车停在官道边一处坡顶的松树荫下,马已经卸了,拴在路边的树干上,草料袋还挂着,但马没怎么吃。
车厢的门从里面插上了门闩,杜五郎到的时候,那扇门是从外面用刀别开的。
车厢里三个人并排坐着,姿态端正,各自靠在车壁上,面容安详,像是出门前特意整理过衣冠才坐下的。
嘴角各有一道浅褐色的干涸液痕,位置分毫不差——像是同一个人用手抹过他们嘴角。
车厢内干燥如焚。
露水还挂在车顶的布帘外缘,但车厢内的地面、坐垫、死者衣物的表面都干得发脆,像是一夜之间被人把水汽抽走了。
上官路人蹲在车厢门口,伸手探了一下车厢内的空气——干燥、温热,与车外清晨的潮冷形成了明显的对比。
她先检查了三具尸体的状态。
三人的瞳孔都已散大,表面有一层极薄的浑浊膜。
口腔内壁干燥起皮,舌面呈灰白色,与玉门沙那批胡商死者的症状有相似之处,但程度更轻、分布更均匀。
“他们体内的水分被缓慢抽走了。不是急性脱水,是持续了至少六个小时的低速失水。死后车厢内的水分也没有恢复,说明车厢内部一直维持着干燥环境。”

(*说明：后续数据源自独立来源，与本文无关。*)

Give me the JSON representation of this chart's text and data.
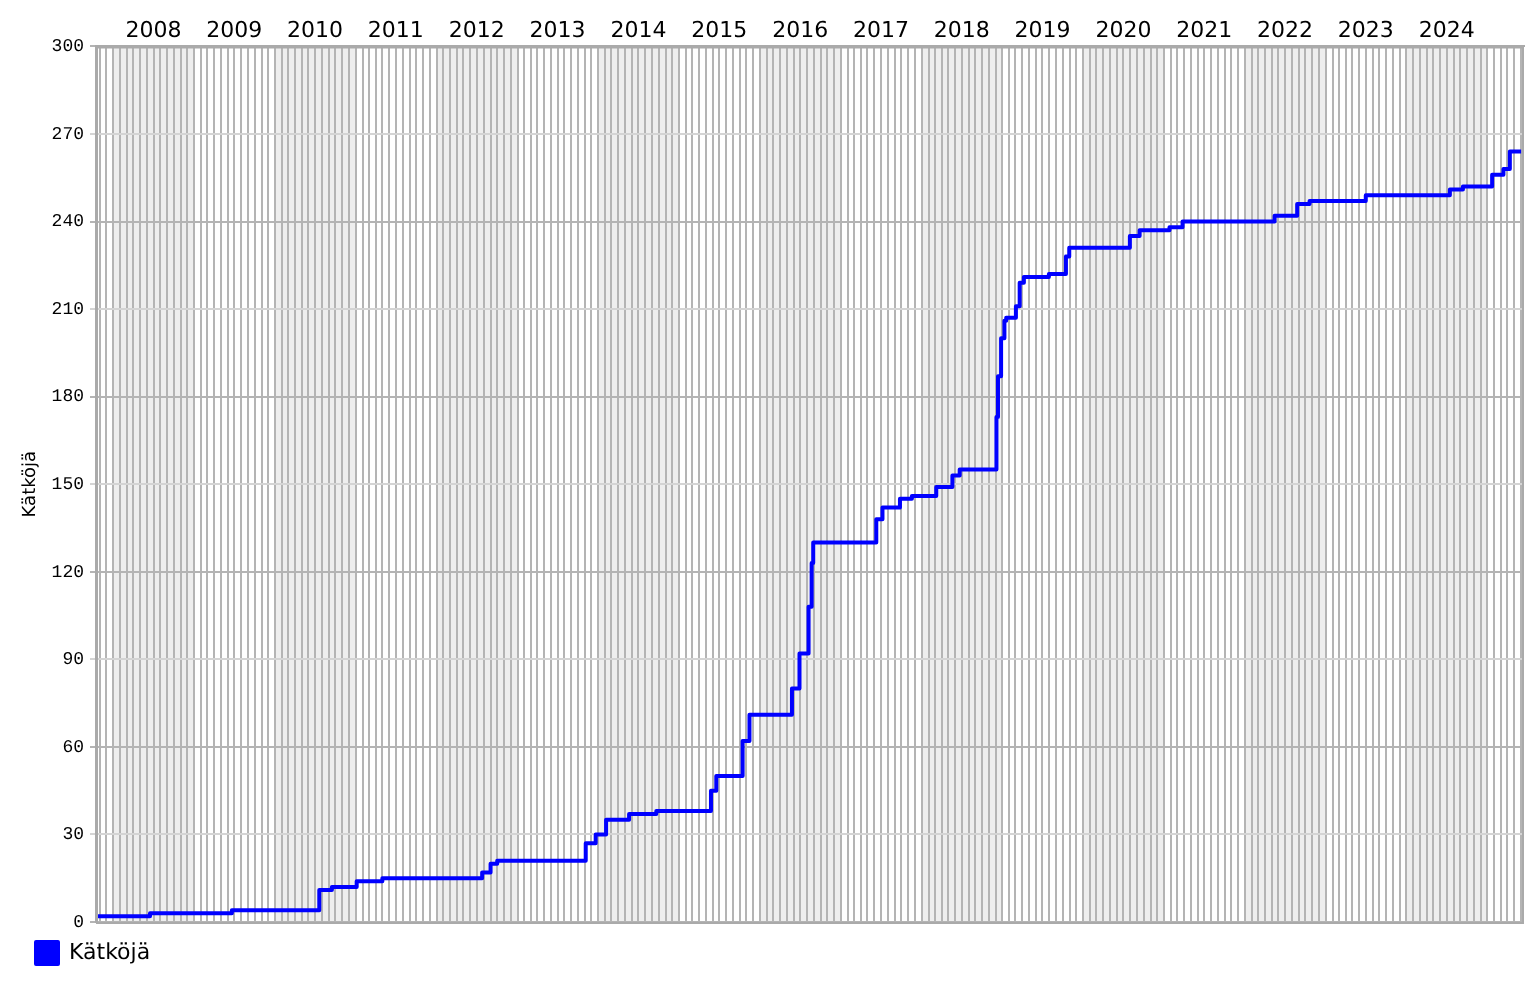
{
  "chart_data": {
    "type": "step",
    "ylabel": "Kätköjä",
    "x": [
      "2007-10-15",
      "2008-06-15",
      "2009-06-20",
      "2009-10-10",
      "2010-07-20",
      "2010-09-15",
      "2011-01-05",
      "2011-05-01",
      "2011-09-01",
      "2012-07-25",
      "2012-09-01",
      "2012-10-01",
      "2013-04-20",
      "2013-11-05",
      "2013-12-20",
      "2014-02-05",
      "2014-05-20",
      "2014-09-20",
      "2015-01-20",
      "2015-05-25",
      "2015-06-18",
      "2015-10-15",
      "2015-11-15",
      "2015-12-15",
      "2016-05-25",
      "2016-06-28",
      "2016-08-08",
      "2016-08-22",
      "2016-08-29",
      "2016-09-05",
      "2017-06-10",
      "2017-07-08",
      "2017-09-25",
      "2017-11-18",
      "2018-03-08",
      "2018-05-20",
      "2018-06-22",
      "2018-08-08",
      "2018-12-05",
      "2018-12-12",
      "2018-12-26",
      "2019-01-10",
      "2019-01-18",
      "2019-03-03",
      "2019-03-20",
      "2019-04-08",
      "2019-07-30",
      "2019-10-15",
      "2019-10-30",
      "2019-12-16",
      "2020-07-30",
      "2020-09-12",
      "2021-01-25",
      "2021-03-25",
      "2021-07-12",
      "2022-05-15",
      "2022-06-20",
      "2022-08-25",
      "2022-10-20",
      "2022-12-05",
      "2023-07-01",
      "2023-08-18",
      "2024-07-15",
      "2024-09-12",
      "2025-01-22",
      "2025-03-14",
      "2025-04-12",
      "2025-05-08",
      "2025-06-02"
    ],
    "series": [
      {
        "name": "Kätköjä",
        "color": "#0000ff",
        "values": [
          1,
          2,
          3,
          4,
          4,
          11,
          12,
          14,
          15,
          15,
          17,
          20,
          21,
          21,
          27,
          30,
          35,
          37,
          38,
          38,
          45,
          50,
          62,
          71,
          71,
          80,
          92,
          108,
          123,
          130,
          130,
          138,
          142,
          145,
          146,
          149,
          153,
          155,
          155,
          173,
          187,
          200,
          206,
          207,
          211,
          219,
          221,
          222,
          228,
          231,
          231,
          235,
          237,
          238,
          240,
          240,
          242,
          242,
          246,
          247,
          247,
          249,
          249,
          251,
          252,
          256,
          258,
          264,
          264
        ]
      }
    ],
    "xlim": [
      "2007-10-15",
      "2025-06-15"
    ],
    "xticks": [
      {
        "value": "2007-11",
        "label": null
      },
      {
        "value": "2007-12",
        "label": null
      },
      {
        "value": "2008-01",
        "label": null
      },
      {
        "value": "2008-02",
        "label": null
      },
      {
        "value": "2008-03",
        "label": null
      },
      {
        "value": "2008-04",
        "label": null
      },
      {
        "value": "2008-05",
        "label": null
      },
      {
        "value": "2008-06",
        "label": null
      },
      {
        "value": "2008-07",
        "label": "2008"
      },
      {
        "value": "2008-08",
        "label": null
      },
      {
        "value": "2008-09",
        "label": null
      },
      {
        "value": "2008-10",
        "label": null
      },
      {
        "value": "2008-11",
        "label": null
      },
      {
        "value": "2008-12",
        "label": null
      },
      {
        "value": "2009-01",
        "label": null
      },
      {
        "value": "2009-02",
        "label": null
      },
      {
        "value": "2009-03",
        "label": null
      },
      {
        "value": "2009-04",
        "label": null
      },
      {
        "value": "2009-05",
        "label": null
      },
      {
        "value": "2009-06",
        "label": null
      },
      {
        "value": "2009-07",
        "label": "2009"
      },
      {
        "value": "2009-08",
        "label": null
      },
      {
        "value": "2009-09",
        "label": null
      },
      {
        "value": "2009-10",
        "label": null
      },
      {
        "value": "2009-11",
        "label": null
      },
      {
        "value": "2009-12",
        "label": null
      },
      {
        "value": "2010-01",
        "label": null
      },
      {
        "value": "2010-02",
        "label": null
      },
      {
        "value": "2010-03",
        "label": null
      },
      {
        "value": "2010-04",
        "label": null
      },
      {
        "value": "2010-05",
        "label": null
      },
      {
        "value": "2010-06",
        "label": null
      },
      {
        "value": "2010-07",
        "label": "2010"
      },
      {
        "value": "2010-08",
        "label": null
      },
      {
        "value": "2010-09",
        "label": null
      },
      {
        "value": "2010-10",
        "label": null
      },
      {
        "value": "2010-11",
        "label": null
      },
      {
        "value": "2010-12",
        "label": null
      },
      {
        "value": "2011-01",
        "label": null
      },
      {
        "value": "2011-02",
        "label": null
      },
      {
        "value": "2011-03",
        "label": null
      },
      {
        "value": "2011-04",
        "label": null
      },
      {
        "value": "2011-05",
        "label": null
      },
      {
        "value": "2011-06",
        "label": null
      },
      {
        "value": "2011-07",
        "label": "2011"
      },
      {
        "value": "2011-08",
        "label": null
      },
      {
        "value": "2011-09",
        "label": null
      },
      {
        "value": "2011-10",
        "label": null
      },
      {
        "value": "2011-11",
        "label": null
      },
      {
        "value": "2011-12",
        "label": null
      },
      {
        "value": "2012-01",
        "label": null
      },
      {
        "value": "2012-02",
        "label": null
      },
      {
        "value": "2012-03",
        "label": null
      },
      {
        "value": "2012-04",
        "label": null
      },
      {
        "value": "2012-05",
        "label": null
      },
      {
        "value": "2012-06",
        "label": null
      },
      {
        "value": "2012-07",
        "label": "2012"
      },
      {
        "value": "2012-08",
        "label": null
      },
      {
        "value": "2012-09",
        "label": null
      },
      {
        "value": "2012-10",
        "label": null
      },
      {
        "value": "2012-11",
        "label": null
      },
      {
        "value": "2012-12",
        "label": null
      },
      {
        "value": "2013-01",
        "label": null
      },
      {
        "value": "2013-02",
        "label": null
      },
      {
        "value": "2013-03",
        "label": null
      },
      {
        "value": "2013-04",
        "label": null
      },
      {
        "value": "2013-05",
        "label": null
      },
      {
        "value": "2013-06",
        "label": null
      },
      {
        "value": "2013-07",
        "label": "2013"
      },
      {
        "value": "2013-08",
        "label": null
      },
      {
        "value": "2013-09",
        "label": null
      },
      {
        "value": "2013-10",
        "label": null
      },
      {
        "value": "2013-11",
        "label": null
      },
      {
        "value": "2013-12",
        "label": null
      },
      {
        "value": "2014-01",
        "label": null
      },
      {
        "value": "2014-02",
        "label": null
      },
      {
        "value": "2014-03",
        "label": null
      },
      {
        "value": "2014-04",
        "label": null
      },
      {
        "value": "2014-05",
        "label": null
      },
      {
        "value": "2014-06",
        "label": null
      },
      {
        "value": "2014-07",
        "label": "2014"
      },
      {
        "value": "2014-08",
        "label": null
      },
      {
        "value": "2014-09",
        "label": null
      },
      {
        "value": "2014-10",
        "label": null
      },
      {
        "value": "2014-11",
        "label": null
      },
      {
        "value": "2014-12",
        "label": null
      },
      {
        "value": "2015-01",
        "label": null
      },
      {
        "value": "2015-02",
        "label": null
      },
      {
        "value": "2015-03",
        "label": null
      },
      {
        "value": "2015-04",
        "label": null
      },
      {
        "value": "2015-05",
        "label": null
      },
      {
        "value": "2015-06",
        "label": null
      },
      {
        "value": "2015-07",
        "label": "2015"
      },
      {
        "value": "2015-08",
        "label": null
      },
      {
        "value": "2015-09",
        "label": null
      },
      {
        "value": "2015-10",
        "label": null
      },
      {
        "value": "2015-11",
        "label": null
      },
      {
        "value": "2015-12",
        "label": null
      },
      {
        "value": "2016-01",
        "label": null
      },
      {
        "value": "2016-02",
        "label": null
      },
      {
        "value": "2016-03",
        "label": null
      },
      {
        "value": "2016-04",
        "label": null
      },
      {
        "value": "2016-05",
        "label": null
      },
      {
        "value": "2016-06",
        "label": null
      },
      {
        "value": "2016-07",
        "label": "2016"
      },
      {
        "value": "2016-08",
        "label": null
      },
      {
        "value": "2016-09",
        "label": null
      },
      {
        "value": "2016-10",
        "label": null
      },
      {
        "value": "2016-11",
        "label": null
      },
      {
        "value": "2016-12",
        "label": null
      },
      {
        "value": "2017-01",
        "label": null
      },
      {
        "value": "2017-02",
        "label": null
      },
      {
        "value": "2017-03",
        "label": null
      },
      {
        "value": "2017-04",
        "label": null
      },
      {
        "value": "2017-05",
        "label": null
      },
      {
        "value": "2017-06",
        "label": null
      },
      {
        "value": "2017-07",
        "label": "2017"
      },
      {
        "value": "2017-08",
        "label": null
      },
      {
        "value": "2017-09",
        "label": null
      },
      {
        "value": "2017-10",
        "label": null
      },
      {
        "value": "2017-11",
        "label": null
      },
      {
        "value": "2017-12",
        "label": null
      },
      {
        "value": "2018-01",
        "label": null
      },
      {
        "value": "2018-02",
        "label": null
      },
      {
        "value": "2018-03",
        "label": null
      },
      {
        "value": "2018-04",
        "label": null
      },
      {
        "value": "2018-05",
        "label": null
      },
      {
        "value": "2018-06",
        "label": null
      },
      {
        "value": "2018-07",
        "label": "2018"
      },
      {
        "value": "2018-08",
        "label": null
      },
      {
        "value": "2018-09",
        "label": null
      },
      {
        "value": "2018-10",
        "label": null
      },
      {
        "value": "2018-11",
        "label": null
      },
      {
        "value": "2018-12",
        "label": null
      },
      {
        "value": "2019-01",
        "label": null
      },
      {
        "value": "2019-02",
        "label": null
      },
      {
        "value": "2019-03",
        "label": null
      },
      {
        "value": "2019-04",
        "label": null
      },
      {
        "value": "2019-05",
        "label": null
      },
      {
        "value": "2019-06",
        "label": null
      },
      {
        "value": "2019-07",
        "label": "2019"
      },
      {
        "value": "2019-08",
        "label": null
      },
      {
        "value": "2019-09",
        "label": null
      },
      {
        "value": "2019-10",
        "label": null
      },
      {
        "value": "2019-11",
        "label": null
      },
      {
        "value": "2019-12",
        "label": null
      },
      {
        "value": "2020-01",
        "label": null
      },
      {
        "value": "2020-02",
        "label": null
      },
      {
        "value": "2020-03",
        "label": null
      },
      {
        "value": "2020-04",
        "label": null
      },
      {
        "value": "2020-05",
        "label": null
      },
      {
        "value": "2020-06",
        "label": null
      },
      {
        "value": "2020-07",
        "label": "2020"
      },
      {
        "value": "2020-08",
        "label": null
      },
      {
        "value": "2020-09",
        "label": null
      },
      {
        "value": "2020-10",
        "label": null
      },
      {
        "value": "2020-11",
        "label": null
      },
      {
        "value": "2020-12",
        "label": null
      },
      {
        "value": "2021-01",
        "label": null
      },
      {
        "value": "2021-02",
        "label": null
      },
      {
        "value": "2021-03",
        "label": null
      },
      {
        "value": "2021-04",
        "label": null
      },
      {
        "value": "2021-05",
        "label": null
      },
      {
        "value": "2021-06",
        "label": null
      },
      {
        "value": "2021-07",
        "label": "2021"
      },
      {
        "value": "2021-08",
        "label": null
      },
      {
        "value": "2021-09",
        "label": null
      },
      {
        "value": "2021-10",
        "label": null
      },
      {
        "value": "2021-11",
        "label": null
      },
      {
        "value": "2021-12",
        "label": null
      },
      {
        "value": "2022-01",
        "label": null
      },
      {
        "value": "2022-02",
        "label": null
      },
      {
        "value": "2022-03",
        "label": null
      },
      {
        "value": "2022-04",
        "label": null
      },
      {
        "value": "2022-05",
        "label": null
      },
      {
        "value": "2022-06",
        "label": null
      },
      {
        "value": "2022-07",
        "label": "2022"
      },
      {
        "value": "2022-08",
        "label": null
      },
      {
        "value": "2022-09",
        "label": null
      },
      {
        "value": "2022-10",
        "label": null
      },
      {
        "value": "2022-11",
        "label": null
      },
      {
        "value": "2022-12",
        "label": null
      },
      {
        "value": "2023-01",
        "label": null
      },
      {
        "value": "2023-02",
        "label": null
      },
      {
        "value": "2023-03",
        "label": null
      },
      {
        "value": "2023-04",
        "label": null
      },
      {
        "value": "2023-05",
        "label": null
      },
      {
        "value": "2023-06",
        "label": null
      },
      {
        "value": "2023-07",
        "label": "2023"
      },
      {
        "value": "2023-08",
        "label": null
      },
      {
        "value": "2023-09",
        "label": null
      },
      {
        "value": "2023-10",
        "label": null
      },
      {
        "value": "2023-11",
        "label": null
      },
      {
        "value": "2023-12",
        "label": null
      },
      {
        "value": "2024-01",
        "label": null
      },
      {
        "value": "2024-02",
        "label": null
      },
      {
        "value": "2024-03",
        "label": null
      },
      {
        "value": "2024-04",
        "label": null
      },
      {
        "value": "2024-05",
        "label": null
      },
      {
        "value": "2024-06",
        "label": null
      },
      {
        "value": "2024-07",
        "label": "2024"
      },
      {
        "value": "2024-08",
        "label": null
      },
      {
        "value": "2024-09",
        "label": null
      },
      {
        "value": "2024-10",
        "label": null
      },
      {
        "value": "2024-11",
        "label": null
      },
      {
        "value": "2024-12",
        "label": null
      },
      {
        "value": "2025-01",
        "label": null
      },
      {
        "value": "2025-02",
        "label": null
      },
      {
        "value": "2025-03",
        "label": null
      },
      {
        "value": "2025-04",
        "label": null
      },
      {
        "value": "2025-05",
        "label": null
      },
      {
        "value": "2025-06",
        "label": null
      }
    ],
    "ylim": [
      0,
      300
    ],
    "yticks": [
      0,
      30,
      60,
      90,
      120,
      150,
      180,
      210,
      240,
      270,
      300
    ],
    "bands": [
      {
        "axis": "x",
        "from": "2008-01-01",
        "to": "2009-01-01",
        "color": "#eeeeee"
      },
      {
        "axis": "x",
        "from": "2010-01-01",
        "to": "2011-01-01",
        "color": "#eeeeee"
      },
      {
        "axis": "x",
        "from": "2012-01-01",
        "to": "2013-01-01",
        "color": "#eeeeee"
      },
      {
        "axis": "x",
        "from": "2014-01-01",
        "to": "2015-01-01",
        "color": "#eeeeee"
      },
      {
        "axis": "x",
        "from": "2016-01-01",
        "to": "2017-01-01",
        "color": "#eeeeee"
      },
      {
        "axis": "x",
        "from": "2018-01-01",
        "to": "2019-01-01",
        "color": "#eeeeee"
      },
      {
        "axis": "x",
        "from": "2020-01-01",
        "to": "2021-01-01",
        "color": "#eeeeee"
      },
      {
        "axis": "x",
        "from": "2022-01-01",
        "to": "2023-01-01",
        "color": "#eeeeee"
      },
      {
        "axis": "x",
        "from": "2024-01-01",
        "to": "2025-01-01",
        "color": "#eeeeee"
      }
    ],
    "grid": true,
    "legend": "bottom left"
  }
}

“有人在车厢里放置了吸湿物,持续吸收车厢内空气中的水分。吸湿物就在车厢里。”
她检查了车厢内部的所有角落。
在坐垫与车壁的缝隙中,她发现了一只巴掌大的陶罐,罐口用蜡封着,蜡面上有几个细小的气孔。
罐内的物质已经干硬了,呈灰白色块状。
用小刀刮了一点下来放在白瓷碟中,加水后迅速膨胀发热,释放出一种干燥的、略带碱味的热气。
“生石灰。陶罐里装的是生石灰,吸收了车厢内的水汽之后发热、膨胀,把车厢变成一座缓慢升温的干燥炉。”
“三人在六个小时内被慢慢蒸干。车外是凌晨的露水和冷风,车内是干燥高温的空气。他们没有挣扎——可能是被下了药,也可能是环境变化得太慢,让他们察觉不到自己在被慢慢蒸干。”
“第一种可能是在饮水或食物里下了安神药。第二种可能是吸入性的。如果吸湿物中生石灰本身在吸水过程中释放的微量气体与车厢内的密闭空气混合,可能也会让人昏沉。”
她站起身,退出车厢,站在车外的泥地上又看了一会儿那三具并排坐着的尸体。
三人的面容都太平静了,平静得不像是在死亡过程中有过任何知觉。
杜五郎站在她身边,压低了声音:“像是被人摆好姿势才死的。”
“可能是的。”她蹲回车厢门口,用手指轻轻碰了一下最外侧那名死者的衣领。衣领的褶皱排列整齐,方向一致,像是被人用手整理过。
“三个人死后的姿态被人调整过。凶手在车停了之后、在有人发现之前,进去过一趟,把他们摆成现在的样子。”
“那他为什么还要把门从里面插上门闩?”
“插上门闩是为了让第一个发现的人以为车厢是从内部反锁的,认为这是一起意外或者自尽。但门闩是从外面用刀别开的——说明强行开门的人破坏了那个伪装。”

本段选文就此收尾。